According to a recent report by the North Carolina Budget and Tax Center, the broadband access gap is even wider for low-income folks. While access is overall much more limited in rural areas than in urban areas, rural households with incomes over $75,000 are less likely to lack broadband access than are rural households with incomes under $20,000. According to this report, the unwillingness of private markets to extend to areas without a large population, especially when residents of the area are low-income, is a factor in reinforcing “intergenerational cycles of poverty.”
Both this report and a report by the North Carolina League of Municipalities advocate for government involvement that would treat broadband as a public good rather than solely a private investment.
Senate Bill 310, a bipartisan bill primarily sponsored by Senators Harry Brown (R-Jones), Paul Newton (R-Cabarrus), and Mike Woodard (D-Durham), aimed to facilitate this goal by allowing electric membership corporations (i.e. electric cooperatives) to seek federal grant funds to provide broadband services to rural North Carolinians. It passed almost unanimously last Tuesday, the one “no” vote coming from Representative Pricey Harrison (D-Guilford).

“The bill is unconstitutional,” said Rep. Harrison when asked why she voted against it. In an email, she stated that her legislative staff had repeatedly found issues with Section 2 of the bill, which allows easements used by electric companies for electrification purposes to also be used to provide broadband services. She identified issues with the takings clause, the contract clause, and access to courts due to the provision in Section 2 that would prevent class actions from being filed against electric corporations in trespass suits.
“I otherwise like the bill but didn’t feel I could support it with unconstitutional provisions,” Rep. Harrison said.

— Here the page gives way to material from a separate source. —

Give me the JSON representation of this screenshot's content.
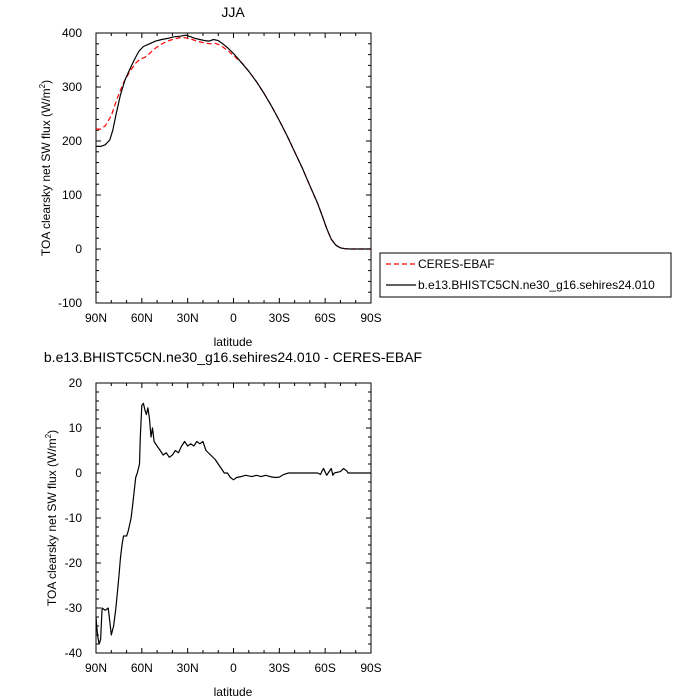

Another bill that aims to foster infrastructure for broadband expansion, the FIBER NC Act, has been stuck in committee for over two months. House Bill 431, which is co-sponsored by Rep. Harrison, would give local governments the authority to “build broadband infrastructure and lease it to private operators,” according to the North Carolina League of Municipalities, thereby encouraging the public-private partnerships for which the NCLM advocates.
Additionally, both the House and Senate versions of the budget in their current forms would provide a $15 million recurring grant to the Growing Rural Economies with Access to Technology, or GREAT, program. The GREAT program provides funds to projects aiming to serve “economically distressed” areas of the state with broadband. Under the provisions of this program, broadband providers submit applications for grant money, and the Broadband Infrastructure Office assesses these applications by the following criteria:
- Percentage of unserved households that would now be served, the higher the better
- Minimum upload and download speed, the faster the better
- Other various metrics, such as whether or not the project would provide digital literacy training and/or low-cost service for low-income households
Senate Bill 310 was signed into law by Governor Cooper last Thursday.
Aditi Kharod is a student at UNC Chapel Hill and an intern at NC Policy Watch.